Finley is expected to make a similar announcement Wednesday about dentists.
Finley said the acceptance of foreign credentials not only helps immigrants, it also aids employers who need their skills.
"Attracting and retaining the best international talent to address existing and future labor market challenges is critical to Canada's long-term economic success," she said. "When newcomers succeed, we strengthen the economy and improve the standard of living for all Canadians."
She said the Canadian government, under its Pan-Canadian Framework for the Assessment and Recognition of Foreign Qualifications, is working on rules to streamline credential recognition for eight professions, including architects, engineers, accountants, medical laboratory technicians, pharmacists, physiotherapists and registered nurses.
Another six professions will be addressed soon, government officials said. These include engineering technicians, licensed practical nurses, medical radiation technicians, physicians, and teachers.
Architecture Canada is the first professional organization to work on a project to evaluate and license foreign-trained professions. The agency will examine the training and work experience of immigrant architects, then assign them academic work at Athabaska University if they need training in Canadian methods and help learning one of Canada's official languages.
The courses will begin at the Center of Architecture at Athabasca University in Sept. 2011.
"Architecture Canada and the Canadian Architectural Licensing Authorities welcome the grant from the federal government to undertake this worthwhile study," said Jim McKee, Executive Director of Architecture Canada. "The architectural profession is committed to increasing the number of architects in practice to provide services to our clients in Canada and abroad."
McKee said Canada needs about 100 to 200 foreign architects each year to meet the demands of the country, and that number will grow as hundreds of architects retire in the next few years. He said many Canadian architecture graduates leave Canada for jobs in the United States.

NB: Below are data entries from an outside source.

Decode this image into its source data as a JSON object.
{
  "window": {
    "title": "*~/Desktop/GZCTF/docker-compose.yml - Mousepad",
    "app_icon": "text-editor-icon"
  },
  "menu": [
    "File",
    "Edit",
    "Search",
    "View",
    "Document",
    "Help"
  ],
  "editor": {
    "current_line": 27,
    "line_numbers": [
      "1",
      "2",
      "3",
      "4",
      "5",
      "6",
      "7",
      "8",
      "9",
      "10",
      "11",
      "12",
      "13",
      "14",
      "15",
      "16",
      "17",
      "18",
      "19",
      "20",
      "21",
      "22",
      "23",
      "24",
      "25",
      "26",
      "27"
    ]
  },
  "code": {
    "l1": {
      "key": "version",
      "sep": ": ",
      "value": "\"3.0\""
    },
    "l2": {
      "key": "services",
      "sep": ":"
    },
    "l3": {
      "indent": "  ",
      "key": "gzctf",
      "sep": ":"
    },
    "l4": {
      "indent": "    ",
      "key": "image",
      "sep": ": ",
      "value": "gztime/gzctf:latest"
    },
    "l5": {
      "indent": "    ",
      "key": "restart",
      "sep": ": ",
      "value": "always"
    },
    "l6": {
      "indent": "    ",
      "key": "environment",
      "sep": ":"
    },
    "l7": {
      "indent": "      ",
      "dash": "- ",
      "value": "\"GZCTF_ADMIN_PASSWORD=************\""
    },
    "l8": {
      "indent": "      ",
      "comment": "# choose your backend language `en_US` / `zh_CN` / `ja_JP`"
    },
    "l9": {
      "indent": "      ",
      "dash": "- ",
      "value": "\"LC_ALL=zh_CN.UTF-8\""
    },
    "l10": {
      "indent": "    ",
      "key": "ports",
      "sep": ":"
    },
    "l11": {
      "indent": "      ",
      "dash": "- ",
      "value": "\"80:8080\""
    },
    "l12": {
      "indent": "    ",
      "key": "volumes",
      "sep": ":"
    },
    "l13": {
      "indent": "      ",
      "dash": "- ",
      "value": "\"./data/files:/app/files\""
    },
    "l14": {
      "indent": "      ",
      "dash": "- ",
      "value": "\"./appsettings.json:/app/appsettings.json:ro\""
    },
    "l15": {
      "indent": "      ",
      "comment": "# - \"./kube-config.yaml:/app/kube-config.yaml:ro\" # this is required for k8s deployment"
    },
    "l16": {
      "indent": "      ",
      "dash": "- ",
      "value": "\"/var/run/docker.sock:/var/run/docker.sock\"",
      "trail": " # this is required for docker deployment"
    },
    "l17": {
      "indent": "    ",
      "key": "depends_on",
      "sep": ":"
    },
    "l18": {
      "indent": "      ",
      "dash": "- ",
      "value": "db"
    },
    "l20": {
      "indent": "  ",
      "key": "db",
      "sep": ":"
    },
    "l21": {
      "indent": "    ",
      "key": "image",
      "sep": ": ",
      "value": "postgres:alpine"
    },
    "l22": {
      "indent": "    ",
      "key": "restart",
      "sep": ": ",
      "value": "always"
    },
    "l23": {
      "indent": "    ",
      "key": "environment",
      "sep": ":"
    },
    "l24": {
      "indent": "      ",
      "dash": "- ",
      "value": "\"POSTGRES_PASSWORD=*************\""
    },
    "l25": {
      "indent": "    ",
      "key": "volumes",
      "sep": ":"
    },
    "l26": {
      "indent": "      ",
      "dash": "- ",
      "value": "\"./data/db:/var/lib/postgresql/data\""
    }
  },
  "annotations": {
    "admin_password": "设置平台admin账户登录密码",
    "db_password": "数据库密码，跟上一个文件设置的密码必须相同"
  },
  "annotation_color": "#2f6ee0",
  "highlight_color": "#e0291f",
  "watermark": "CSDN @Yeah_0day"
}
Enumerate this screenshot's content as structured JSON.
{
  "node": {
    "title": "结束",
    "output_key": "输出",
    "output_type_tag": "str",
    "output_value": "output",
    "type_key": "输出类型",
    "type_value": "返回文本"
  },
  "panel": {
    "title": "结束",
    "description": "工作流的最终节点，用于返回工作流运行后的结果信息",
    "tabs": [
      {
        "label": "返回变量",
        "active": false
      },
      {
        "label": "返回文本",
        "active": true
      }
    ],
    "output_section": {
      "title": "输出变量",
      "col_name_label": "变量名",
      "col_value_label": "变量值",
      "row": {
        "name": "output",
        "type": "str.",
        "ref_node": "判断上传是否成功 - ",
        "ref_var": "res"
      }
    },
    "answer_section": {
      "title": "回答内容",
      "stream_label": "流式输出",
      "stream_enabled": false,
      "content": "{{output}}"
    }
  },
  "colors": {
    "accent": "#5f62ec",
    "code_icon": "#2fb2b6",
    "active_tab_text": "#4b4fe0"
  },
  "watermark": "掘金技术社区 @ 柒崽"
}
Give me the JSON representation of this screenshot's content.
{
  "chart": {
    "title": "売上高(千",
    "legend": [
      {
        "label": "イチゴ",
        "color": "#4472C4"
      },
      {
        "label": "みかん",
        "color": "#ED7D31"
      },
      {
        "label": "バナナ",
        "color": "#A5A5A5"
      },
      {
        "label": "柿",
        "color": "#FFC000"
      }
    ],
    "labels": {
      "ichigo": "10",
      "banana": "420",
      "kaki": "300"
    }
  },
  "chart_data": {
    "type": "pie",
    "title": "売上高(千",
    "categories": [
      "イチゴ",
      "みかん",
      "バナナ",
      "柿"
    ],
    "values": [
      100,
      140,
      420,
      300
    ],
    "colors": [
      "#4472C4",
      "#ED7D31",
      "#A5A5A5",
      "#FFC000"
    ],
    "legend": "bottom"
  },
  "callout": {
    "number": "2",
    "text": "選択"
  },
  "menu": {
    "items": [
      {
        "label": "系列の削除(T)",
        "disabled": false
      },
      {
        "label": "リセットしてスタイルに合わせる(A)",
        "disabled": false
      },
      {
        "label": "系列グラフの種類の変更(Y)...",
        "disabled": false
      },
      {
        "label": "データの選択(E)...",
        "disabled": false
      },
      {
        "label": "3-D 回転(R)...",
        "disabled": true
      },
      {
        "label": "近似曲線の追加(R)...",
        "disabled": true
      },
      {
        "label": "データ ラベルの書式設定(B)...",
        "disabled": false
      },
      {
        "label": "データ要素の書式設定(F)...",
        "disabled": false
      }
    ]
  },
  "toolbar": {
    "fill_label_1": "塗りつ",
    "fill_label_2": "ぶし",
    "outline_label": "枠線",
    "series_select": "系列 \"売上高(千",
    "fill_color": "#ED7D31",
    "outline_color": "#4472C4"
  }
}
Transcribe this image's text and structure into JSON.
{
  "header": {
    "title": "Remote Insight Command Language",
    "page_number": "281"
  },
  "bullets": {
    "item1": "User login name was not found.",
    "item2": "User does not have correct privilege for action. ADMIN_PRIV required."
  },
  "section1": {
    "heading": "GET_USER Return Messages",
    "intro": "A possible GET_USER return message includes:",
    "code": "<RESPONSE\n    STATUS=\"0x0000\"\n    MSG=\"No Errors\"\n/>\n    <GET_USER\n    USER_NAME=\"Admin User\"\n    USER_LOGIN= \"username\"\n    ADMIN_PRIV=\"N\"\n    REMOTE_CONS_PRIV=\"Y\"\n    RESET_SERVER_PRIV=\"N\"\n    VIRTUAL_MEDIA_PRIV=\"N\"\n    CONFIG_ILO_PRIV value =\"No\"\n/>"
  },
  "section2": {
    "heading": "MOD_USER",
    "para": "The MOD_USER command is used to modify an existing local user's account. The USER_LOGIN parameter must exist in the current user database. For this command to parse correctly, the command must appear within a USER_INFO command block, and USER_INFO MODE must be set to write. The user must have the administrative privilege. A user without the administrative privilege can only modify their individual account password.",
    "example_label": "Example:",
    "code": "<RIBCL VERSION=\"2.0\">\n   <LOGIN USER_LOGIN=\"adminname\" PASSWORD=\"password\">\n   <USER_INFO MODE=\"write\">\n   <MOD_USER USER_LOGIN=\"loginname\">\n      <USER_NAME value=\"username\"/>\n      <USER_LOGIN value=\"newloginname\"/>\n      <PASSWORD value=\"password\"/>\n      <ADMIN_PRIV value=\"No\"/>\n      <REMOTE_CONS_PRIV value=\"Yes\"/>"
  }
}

McKee said foreign-trained architects may save up to five years of re-training. Formerly, they had to perform 5,600 hours of apprenticeship training and take academic courses before being licensed to work in Canada.
(Source: iStockAnalyst )

1 comment:

  1. That's good news, I am a foreign lady Architect from the Philippines and we migrated here for almost a year and a half now just to seek for a grainer pasture and for the brighter future of my kids. It was quiet frustrating that I can not even work in my trade since canadian standard does not recognize my profession even if I had a 19years experienced in design and construction. As of ow I'm working as a merchandiser/ cashier but I'm really eager to upgrade so I can use my knowledge in design and construction.